On August 23, ten years ago, Jack’s Mannequin released their debut album, “Everything In Transit.” The album began as a side project for writer/composer Andrew McMahon who was previously the front man of pop punk band Something Corporate and recently has worked on his project “Andrew McMahon in the Wilderness.”
“Everything In Transit” is a concept album in which McMahon crafts a narrative tale of his experience of coming home after spending seven years playing and touring with Something Corporate, a band he started while in high school. McMahon began to pen the music that became Jack’s Mannequin when he was only 21 years old. Thematically, McMahon’s age is apparent in the subjects he sings about — young love and its associated anxieties, drugs and nostalgic reflecting on returning home a changed man when home itself has not changed. In sum, he sings of an idealized reluctance to grow up. Lyrically and melodically, the entire album has a dreamy quality that is captured perfectly by the cartoonish southern California beach boardwalk scene on the album cover. McMahon’s words create a visual masterpiece in the mind of the listener.
2005 was a great year for alternative rock tinged with emotion and a hint of punk. On some level, “Everything In Transit” readily compares to some of the better-known efforts of 2005, including Fall Out Boy’s second album “From Under The Cork Tree,” Panic! At The Disco’s first album “A Fever You Can’t Sweat Out,” Death Cab For Cutie’s fifth album “Plans” and The Academy Is…’s first album, “Almost Here.”
Perhaps what sets “Everything In Transit” apart from other releases of 2005 is McMahon’s self awareness and honesty in crafting his songs, both verbally and melodically. “Everything In Transit” plays like a diary; its honesty resonates deeply to those who were teenagers in 2005. As this cohort ages, the lyrics can be read on new levels, as the literal becomes more metaphorical. McMahon takes listeners on a dynamic journey from sunny, warm and carefree hopefulness, to bleak, paralyzing hopelessness, and then back to catchy, blissful, hopefulness.
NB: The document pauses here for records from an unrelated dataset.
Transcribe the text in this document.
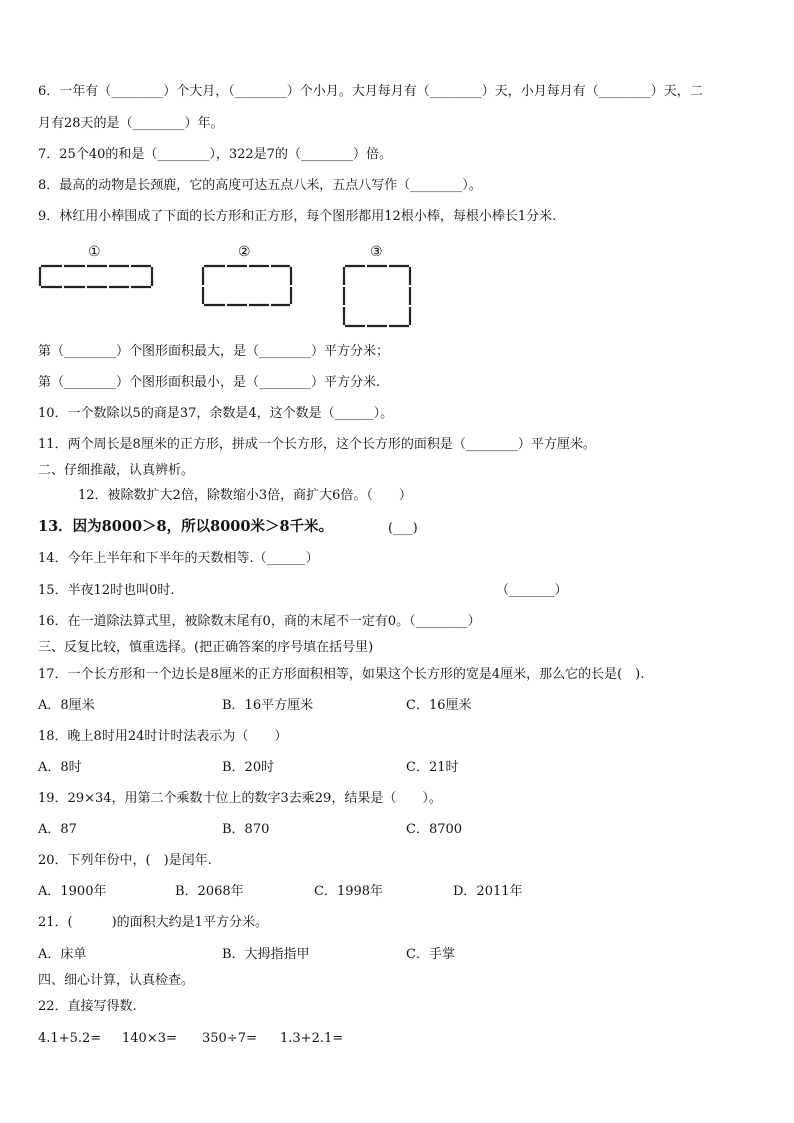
6．一年有（________）个大月，（________）个小月。大月每月有（________）天，小月每月有（________）天，二
月有28天的是（________）年。
7．25个40的和是（________），322是7的（________）倍。
8．最高的动物是长颈鹿，它的高度可达五点八米，五点八写作（________）。
9．林红用小棒围成了下面的长方形和正方形，每个图形都用12根小棒，每根小棒长1分米.
①	②	③
第（________）个图形面积最大，是（________）平方分米；
第（________）个图形面积最小，是（________）平方分米.
10．一个数除以5的商是37，余数是4，这个数是（______）。
11．两个周长是8厘米的正方形，拼成一个长方形，这个长方形的面积是（________）平方厘米。
二、仔细推敲，认真辨析。
12．被除数扩大2倍，除数缩小3倍，商扩大6倍。（　　）
13．因为8000＞8，所以8000米＞8千米。	(___)
14．今年上半年和下半年的天数相等.（______）
15．半夜12时也叫0时.	（_______）
16．在一道除法算式里，被除数末尾有0，商的末尾不一定有0。（________）
三、反复比较，慎重选择。(把正确答案的序号填在括号里)
17．一个长方形和一个边长是8厘米的正方形面积相等，如果这个长方形的宽是4厘米，那么它的长是(　).
A．8厘米	B．16平方厘米	C．16厘米
18．晚上8时用24时计时法表示为（　　）
A．8时	B．20时	C．21时
19．29×34，用第二个乘数十位上的数字3去乘29，结果是（　　）。
A．87	B．870	C．8700
20．下列年份中，(　)是闰年.
A．1900年	B．2068年	C．1998年	D．2011年
21．(　　　)的面积大约是1平方分米。
A．床单	B．大拇指指甲	C．手掌
四、细心计算，认真检查。
22．直接写得数.
4.1+5.2= 140×3= 350÷7= 1.3+2.1=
“Everything In Transit” is far more reliant on McMahon’s driving piano riffs. He seems to pull more from true rock than his contemporaries. Additionally, McMahon takes ambitious risks on the album by incorporating sounds of ocean tides and seagulls that harken back to life in his native southern California. He even integrates his own spoken words on certain tracks. These quirks make for a special treat and allow listeners to get a glimpse into the mind of Andrew McMahon.
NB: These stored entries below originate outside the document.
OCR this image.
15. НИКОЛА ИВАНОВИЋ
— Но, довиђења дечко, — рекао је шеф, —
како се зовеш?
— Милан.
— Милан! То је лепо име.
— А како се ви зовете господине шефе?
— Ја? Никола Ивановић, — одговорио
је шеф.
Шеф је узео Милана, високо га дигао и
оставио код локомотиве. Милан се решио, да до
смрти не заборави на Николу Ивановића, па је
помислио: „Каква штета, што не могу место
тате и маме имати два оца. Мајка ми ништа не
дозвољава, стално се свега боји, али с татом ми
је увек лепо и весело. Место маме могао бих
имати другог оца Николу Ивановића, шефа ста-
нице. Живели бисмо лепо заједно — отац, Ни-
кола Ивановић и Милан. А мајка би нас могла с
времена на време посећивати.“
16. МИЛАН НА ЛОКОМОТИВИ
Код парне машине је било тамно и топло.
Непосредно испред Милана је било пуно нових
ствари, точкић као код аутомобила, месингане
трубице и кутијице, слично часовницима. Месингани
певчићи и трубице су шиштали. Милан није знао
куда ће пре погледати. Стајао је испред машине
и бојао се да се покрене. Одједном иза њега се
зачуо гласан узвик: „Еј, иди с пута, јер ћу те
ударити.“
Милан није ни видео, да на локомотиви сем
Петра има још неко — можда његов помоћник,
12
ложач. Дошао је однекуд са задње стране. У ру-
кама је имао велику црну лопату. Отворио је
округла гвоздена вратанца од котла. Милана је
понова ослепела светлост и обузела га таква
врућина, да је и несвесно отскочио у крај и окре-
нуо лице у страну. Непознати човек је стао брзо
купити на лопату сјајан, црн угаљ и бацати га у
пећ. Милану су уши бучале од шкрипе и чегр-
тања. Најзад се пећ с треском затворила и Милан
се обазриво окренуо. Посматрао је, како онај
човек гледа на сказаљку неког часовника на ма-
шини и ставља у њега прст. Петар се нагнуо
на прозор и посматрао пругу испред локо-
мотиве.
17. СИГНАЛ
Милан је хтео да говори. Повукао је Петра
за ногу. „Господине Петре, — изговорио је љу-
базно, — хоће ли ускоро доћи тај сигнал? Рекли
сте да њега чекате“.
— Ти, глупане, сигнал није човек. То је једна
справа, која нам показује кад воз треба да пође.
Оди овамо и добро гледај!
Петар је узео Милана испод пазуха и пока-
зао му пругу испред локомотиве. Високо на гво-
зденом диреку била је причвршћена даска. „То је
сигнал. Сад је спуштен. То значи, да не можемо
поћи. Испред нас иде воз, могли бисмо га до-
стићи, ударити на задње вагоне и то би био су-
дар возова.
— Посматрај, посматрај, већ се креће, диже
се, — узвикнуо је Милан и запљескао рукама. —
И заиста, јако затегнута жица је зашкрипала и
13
One occurrence that sets “Everything In Transit” apart from other albums of 2005 is the unknowing foreshadowing that the album contains. On certain tracks, and to differing capacities, McMahon sings of being sick, of ambulances, of hospitals and of slowing down. In a puzzling twist of events, on the same day McMahon finished mastering the last song for the album he received a call from his doctor with the diagnosis of leukemia. The same day “Everything In Transit” was released, 10 years ago, was the same day McMahon underwent an surgery to receive a bone marrow transplant from his sister. A second bizarre foreshadowing occurance, the namesake of the band is one of McMahon’s friend’s younger brothers who suffered through childhood leukemia. McMahon had recently begun to carry around a video camera with him, and after his diagnosis he decided to flip the camera around to capture the process and his experience with illness. This footage was compiled into a documentary entitled “Dear Jack.” McMahon has set up the Dear Jack Foundation, to support adolescents and young adults diagnosed with cancer.
To celebrate the tenth anniversary of “Everything In Transit” you can listen to the album, support the band by purchasing the vinyl reissue, or make a donation to the Dear Jack Foundation. Even though Jack’s Mannequin officially disbanded in 2012 and no official statement has been made yet, it is rumored that Jack’s Mannequin is planning a tenth anniversary tour for later in the year.